The StrideUp product therefore provides first-time buyers with a strong credit record with financing at levels that are in line with today’s price to income ratios as well as a clear pathway to full home-ownership at today’s house prices, thereby addressing the challenges presented by both the mortgage market and the rental market and delivering social benefits within ARA Venn’s ESG strategies. The product will be available on existing housing stock as well as new-build properties.

StrideUp has developed a digital platform covering the end to end buying process. Getting a mortgage is often both a stressful and confusing experience for first-time buyers; by investing in its technology, and building automated solutions for its onboarding, application and approval processes, StrideUp hopes to significantly speed up and simplify the process for its customers.

The product draws on elements of the UK Government’s successful Help to Buy Equity Loan scheme which has supported the purchase of over 350,000 homes with loans worth £22 billion since 20132. The timing of its launch is highly relevant given the Government’s recently stated plans to close that scheme to new applications on October 31st this year.

ARA Venn manages funds for a diverse range of government entities, global institutions and private investors.

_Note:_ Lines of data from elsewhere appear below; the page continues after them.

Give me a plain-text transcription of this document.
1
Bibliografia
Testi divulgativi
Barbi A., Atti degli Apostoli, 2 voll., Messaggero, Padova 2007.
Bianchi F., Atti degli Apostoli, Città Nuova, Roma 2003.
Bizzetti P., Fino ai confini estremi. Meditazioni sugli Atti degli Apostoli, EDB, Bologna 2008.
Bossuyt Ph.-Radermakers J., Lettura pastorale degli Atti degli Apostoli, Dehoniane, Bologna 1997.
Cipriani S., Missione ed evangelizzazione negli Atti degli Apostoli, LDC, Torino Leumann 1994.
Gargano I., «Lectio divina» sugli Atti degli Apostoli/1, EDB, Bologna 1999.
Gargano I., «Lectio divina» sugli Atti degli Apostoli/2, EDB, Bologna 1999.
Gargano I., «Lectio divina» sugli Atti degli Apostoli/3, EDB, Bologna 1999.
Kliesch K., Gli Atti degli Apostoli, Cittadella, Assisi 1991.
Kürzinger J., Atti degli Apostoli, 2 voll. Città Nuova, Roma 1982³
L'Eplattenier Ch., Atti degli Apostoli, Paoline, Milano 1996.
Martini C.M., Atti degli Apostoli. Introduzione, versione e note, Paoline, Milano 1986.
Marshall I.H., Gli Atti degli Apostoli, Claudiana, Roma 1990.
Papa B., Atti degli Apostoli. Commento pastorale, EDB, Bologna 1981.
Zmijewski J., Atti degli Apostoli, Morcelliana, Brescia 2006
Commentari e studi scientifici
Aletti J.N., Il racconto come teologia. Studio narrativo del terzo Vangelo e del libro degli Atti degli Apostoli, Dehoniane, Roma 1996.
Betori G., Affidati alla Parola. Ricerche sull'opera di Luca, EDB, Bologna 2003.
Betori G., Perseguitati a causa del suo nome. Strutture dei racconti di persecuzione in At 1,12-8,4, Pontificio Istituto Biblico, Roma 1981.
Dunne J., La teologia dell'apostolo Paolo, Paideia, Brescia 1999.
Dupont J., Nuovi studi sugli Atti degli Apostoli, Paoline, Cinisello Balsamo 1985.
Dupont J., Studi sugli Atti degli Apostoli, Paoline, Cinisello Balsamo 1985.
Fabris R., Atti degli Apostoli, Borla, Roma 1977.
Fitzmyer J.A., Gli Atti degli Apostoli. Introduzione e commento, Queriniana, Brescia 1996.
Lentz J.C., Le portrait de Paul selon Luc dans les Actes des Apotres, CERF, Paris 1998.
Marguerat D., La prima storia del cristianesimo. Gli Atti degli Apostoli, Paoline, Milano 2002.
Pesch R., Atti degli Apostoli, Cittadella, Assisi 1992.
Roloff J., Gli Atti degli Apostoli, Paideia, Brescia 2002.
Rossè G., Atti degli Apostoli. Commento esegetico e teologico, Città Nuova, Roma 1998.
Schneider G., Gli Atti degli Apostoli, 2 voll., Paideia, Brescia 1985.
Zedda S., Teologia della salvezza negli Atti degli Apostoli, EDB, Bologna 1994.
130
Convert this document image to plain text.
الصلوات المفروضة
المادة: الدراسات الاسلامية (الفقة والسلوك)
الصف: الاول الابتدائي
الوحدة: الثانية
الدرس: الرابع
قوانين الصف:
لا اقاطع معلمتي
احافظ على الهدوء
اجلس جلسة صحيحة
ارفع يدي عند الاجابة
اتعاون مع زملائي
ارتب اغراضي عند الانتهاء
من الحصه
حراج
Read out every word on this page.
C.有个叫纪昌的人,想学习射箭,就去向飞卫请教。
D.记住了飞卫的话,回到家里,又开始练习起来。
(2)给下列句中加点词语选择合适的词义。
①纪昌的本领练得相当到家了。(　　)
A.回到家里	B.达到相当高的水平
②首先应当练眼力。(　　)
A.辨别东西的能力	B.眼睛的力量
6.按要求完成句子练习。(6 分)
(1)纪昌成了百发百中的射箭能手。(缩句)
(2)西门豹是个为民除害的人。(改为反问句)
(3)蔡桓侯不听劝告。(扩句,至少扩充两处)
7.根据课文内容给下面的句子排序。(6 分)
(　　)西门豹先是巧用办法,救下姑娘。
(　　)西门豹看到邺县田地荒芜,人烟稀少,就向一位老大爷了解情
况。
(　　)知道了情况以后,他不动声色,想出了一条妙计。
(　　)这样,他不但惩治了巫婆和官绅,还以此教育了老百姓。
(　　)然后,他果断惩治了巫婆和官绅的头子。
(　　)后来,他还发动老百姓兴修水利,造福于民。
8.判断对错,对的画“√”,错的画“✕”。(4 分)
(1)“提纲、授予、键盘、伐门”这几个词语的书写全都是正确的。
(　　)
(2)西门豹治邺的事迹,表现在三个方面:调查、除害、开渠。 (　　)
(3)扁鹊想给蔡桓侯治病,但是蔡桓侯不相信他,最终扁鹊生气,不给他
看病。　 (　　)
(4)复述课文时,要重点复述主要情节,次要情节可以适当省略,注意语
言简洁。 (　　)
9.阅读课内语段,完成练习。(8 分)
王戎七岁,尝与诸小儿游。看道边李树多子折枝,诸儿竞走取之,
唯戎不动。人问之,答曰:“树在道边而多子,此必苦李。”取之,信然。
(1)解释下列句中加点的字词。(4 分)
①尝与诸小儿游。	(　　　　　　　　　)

Among other private debt strategies, the firm is also delivering the UK government’s £3 billion Affordable Homes Guarantee Scheme to provide cost-effective long-term financing to registered providers of affordable homes.

Gary McKenzie-Smith, Managing Partner, ARA Venn said: “The UK first-time buyer market has been crying out for new solutions for a long time. The situation has been exacerbated by the pandemic as house prices continued to grow and people want more space while the traditional mortgage market has failed to evolve.

“We are delighted to have partnered with StrideUp and look forward to working with their dynamic team to deliver an innovative mortgage product that will enfranchise many customers who are effectively shut-out from the market and provide the attendant benefits of home-ownership to families, communities and wider society.”

Sakeeb Zaman, Co-founder and CEO of StrideUp commented: “StrideUp’s mission is to build a more affordable and accessible way for first-time buyers to get on the housing ladder and that has never been more relevant. With surging house prices and constraints on traditional mortgage lending, deposits are often falling short, and at the same time people are spending more on rent and living costs. With this new funding deal, StrideUp is uniquely positioned to offer a genuine alternative. We’re excited to be partnering with investors who share our vision of building a fairer and more accessible housing market.”